Adjusting Dataset Duration¶
The length of a dataset is controlled by:
start-time: # GPS start time of the dataset
duration: # Duration per frame file (seconds)
total-duration: # Total duration of the dataset
To change the dataset duration, simply adjust these parameters in your configuration file.
You can also change the sampling frequency of your dataset (the number of
samples per second, measured in Hz), using the sampling-frequency argument.
Total number of frame files:
The total number of frame files depends on the duration of each frame file and the total duration of the dataset, and it's rounded up to the next integer:
max_samples = ceil(total-duration / duration)
Note
The total-duration argument can be passed as a float in seconds, or as a str specifying the time unit
("1 day", "5 days", "2 weeks", "2 months", etc.).
The supported time units are:
secondminutehourdayweekmonth(30 days)year(365 days).

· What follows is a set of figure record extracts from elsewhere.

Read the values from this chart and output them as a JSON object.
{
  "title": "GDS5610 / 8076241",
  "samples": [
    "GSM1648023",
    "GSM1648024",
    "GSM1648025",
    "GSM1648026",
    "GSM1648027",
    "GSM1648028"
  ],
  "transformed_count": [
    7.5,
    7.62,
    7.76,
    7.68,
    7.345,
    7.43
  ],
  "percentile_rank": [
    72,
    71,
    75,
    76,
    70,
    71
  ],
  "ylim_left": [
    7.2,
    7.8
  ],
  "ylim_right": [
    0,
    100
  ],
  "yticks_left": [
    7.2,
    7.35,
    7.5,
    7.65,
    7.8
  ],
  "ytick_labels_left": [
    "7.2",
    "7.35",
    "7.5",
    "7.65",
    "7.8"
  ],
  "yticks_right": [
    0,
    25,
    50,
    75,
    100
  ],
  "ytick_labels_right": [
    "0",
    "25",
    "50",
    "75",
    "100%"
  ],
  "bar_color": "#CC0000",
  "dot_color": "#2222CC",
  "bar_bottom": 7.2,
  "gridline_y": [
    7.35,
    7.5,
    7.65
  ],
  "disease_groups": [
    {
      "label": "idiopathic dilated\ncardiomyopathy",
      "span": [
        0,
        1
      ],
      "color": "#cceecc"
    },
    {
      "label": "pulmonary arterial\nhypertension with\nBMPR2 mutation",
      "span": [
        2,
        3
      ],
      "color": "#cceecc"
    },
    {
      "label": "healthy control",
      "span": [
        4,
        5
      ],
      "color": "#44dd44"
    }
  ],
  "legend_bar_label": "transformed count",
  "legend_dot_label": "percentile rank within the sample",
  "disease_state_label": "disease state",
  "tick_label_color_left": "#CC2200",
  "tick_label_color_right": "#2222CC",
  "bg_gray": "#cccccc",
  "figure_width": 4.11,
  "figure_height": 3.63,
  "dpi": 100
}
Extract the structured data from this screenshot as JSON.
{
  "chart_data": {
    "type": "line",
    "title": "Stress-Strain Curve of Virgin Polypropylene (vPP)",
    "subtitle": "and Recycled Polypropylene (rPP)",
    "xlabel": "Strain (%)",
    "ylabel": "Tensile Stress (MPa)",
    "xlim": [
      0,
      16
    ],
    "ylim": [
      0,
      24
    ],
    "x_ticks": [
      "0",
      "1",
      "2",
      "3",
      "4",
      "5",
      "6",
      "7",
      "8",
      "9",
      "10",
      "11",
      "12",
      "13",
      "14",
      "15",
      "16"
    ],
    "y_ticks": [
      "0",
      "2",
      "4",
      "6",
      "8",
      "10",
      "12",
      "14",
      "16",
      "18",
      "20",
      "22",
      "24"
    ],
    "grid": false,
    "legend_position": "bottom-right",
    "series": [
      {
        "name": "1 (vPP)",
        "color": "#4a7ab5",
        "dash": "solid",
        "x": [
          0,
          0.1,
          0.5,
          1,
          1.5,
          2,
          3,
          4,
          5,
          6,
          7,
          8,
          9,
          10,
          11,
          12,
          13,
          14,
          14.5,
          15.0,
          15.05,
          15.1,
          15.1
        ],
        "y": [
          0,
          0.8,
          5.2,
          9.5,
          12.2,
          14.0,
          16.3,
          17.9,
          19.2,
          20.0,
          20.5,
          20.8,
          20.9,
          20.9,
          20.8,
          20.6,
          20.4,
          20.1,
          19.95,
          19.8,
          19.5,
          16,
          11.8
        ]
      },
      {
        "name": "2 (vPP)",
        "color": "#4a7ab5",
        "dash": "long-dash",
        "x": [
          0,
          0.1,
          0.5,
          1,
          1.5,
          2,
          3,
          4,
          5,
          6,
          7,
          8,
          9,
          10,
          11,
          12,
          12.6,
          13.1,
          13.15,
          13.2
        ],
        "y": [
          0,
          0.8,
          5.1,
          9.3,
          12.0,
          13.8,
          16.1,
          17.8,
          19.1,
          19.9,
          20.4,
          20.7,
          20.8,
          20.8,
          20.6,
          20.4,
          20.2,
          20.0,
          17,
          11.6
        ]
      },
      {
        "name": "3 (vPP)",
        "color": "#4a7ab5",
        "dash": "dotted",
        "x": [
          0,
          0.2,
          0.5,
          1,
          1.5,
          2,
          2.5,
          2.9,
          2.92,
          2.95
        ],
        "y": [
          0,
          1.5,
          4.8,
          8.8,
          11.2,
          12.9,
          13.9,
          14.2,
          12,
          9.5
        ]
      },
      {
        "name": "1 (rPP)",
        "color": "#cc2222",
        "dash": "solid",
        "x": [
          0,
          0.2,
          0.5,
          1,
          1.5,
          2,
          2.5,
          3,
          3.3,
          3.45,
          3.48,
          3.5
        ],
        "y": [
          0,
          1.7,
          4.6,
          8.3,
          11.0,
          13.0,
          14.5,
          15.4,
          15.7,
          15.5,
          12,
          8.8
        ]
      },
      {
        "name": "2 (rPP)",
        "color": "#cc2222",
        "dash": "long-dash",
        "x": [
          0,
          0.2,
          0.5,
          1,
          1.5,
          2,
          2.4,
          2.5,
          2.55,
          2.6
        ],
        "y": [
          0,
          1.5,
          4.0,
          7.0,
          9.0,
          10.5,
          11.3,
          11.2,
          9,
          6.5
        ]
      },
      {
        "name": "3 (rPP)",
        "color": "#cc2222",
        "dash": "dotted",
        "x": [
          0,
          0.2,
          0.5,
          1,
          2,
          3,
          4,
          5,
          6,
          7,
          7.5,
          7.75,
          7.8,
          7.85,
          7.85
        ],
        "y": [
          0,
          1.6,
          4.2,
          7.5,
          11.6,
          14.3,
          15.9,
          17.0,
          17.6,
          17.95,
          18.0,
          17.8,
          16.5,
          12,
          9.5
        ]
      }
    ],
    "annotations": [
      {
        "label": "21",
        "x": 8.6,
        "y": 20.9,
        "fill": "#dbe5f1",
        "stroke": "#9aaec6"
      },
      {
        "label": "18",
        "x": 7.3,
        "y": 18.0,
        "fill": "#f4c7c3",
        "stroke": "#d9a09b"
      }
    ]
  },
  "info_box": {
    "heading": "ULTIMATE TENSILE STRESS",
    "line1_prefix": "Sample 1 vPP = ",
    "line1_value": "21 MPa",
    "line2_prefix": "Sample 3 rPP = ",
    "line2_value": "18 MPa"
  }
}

Singular and plural forms are both accepted (e.g., "1 day" and "2 days").
Tip
A UTC/GPS time converter is available at the Gravitational Wave Open Science Center.
Tip
Sampling frequencies are often powers of 2 for efficiency. Common choices:
- 4096 Hz (standard for GW data analysis)
- 2048 Hz
- 16384 Hz (high-frequency instruments)
Lowering sampling frequency reduces computation time but also reduces the highest resolvable frequency (Nyquist limit = sampling_frequency / 2).
Generate Multi-Detector Correlated Noise¶
You can generate multi-detector correlated noise by specifying a cross-power spectral density (CSD) file:
Warning
The example configuration file is not fully tested yet. Use at your own risk.
globals:
simulator-arguments:
sampling-frequency: 4096
duration: 4096
total-duration: '1 day'
start-time: 1577491218
working-directory: './ET_Triangle_EMR_correlated_noise'
output-directory: 'data'
metadata-directory: 'metadata'
simulators:
noise:
class: gwmock_noise.CorrelatedNoiseSimulator
arguments:
psd_file: ET_10_full_cryo_psd.txt
csd_file: path_to_csd_file.txt
detectors:
- E1_Triangle_EMR
- E2_Triangle_EMR
- E3_Triangle_EMR
low_frequency_cutoff: 2
seed: 42
output:
file_name:
'E-{{ detectors }}_CORRELATED-NOISE_STRAIN-{{ start_time }}-{{
duration }}.gwf'
arguments:
channel: '{{ detectors }}:STRAIN'
gwmock uses a windowing approach to generate long-duration datasets. If the
input CSD varies rapidly with frequency, this windowing can introduce artifacts
in the resulting frame files.
A diagnostic tool to check whether your CSD file is susceptible to such issues will be provided soon.
Resume Interrupted Simulations¶
If a simulation is interrupted, resume it by running the same command:
# Start
gwmock simulate config.yaml
# If interrupted, resume
gwmock simulate config.yaml
gwmock automatically detects and continues from the last checkpoint.
Combining Data Types¶
To create realistic mock data, you may generate noise, signals, and glitches separately, then combine them:
gwmock simulate noise_config.yaml
gwmock simulate signal_config.yaml
gwmock simulate glitch_config.yaml
Then merge the files using GWpy (see Reading Data for details).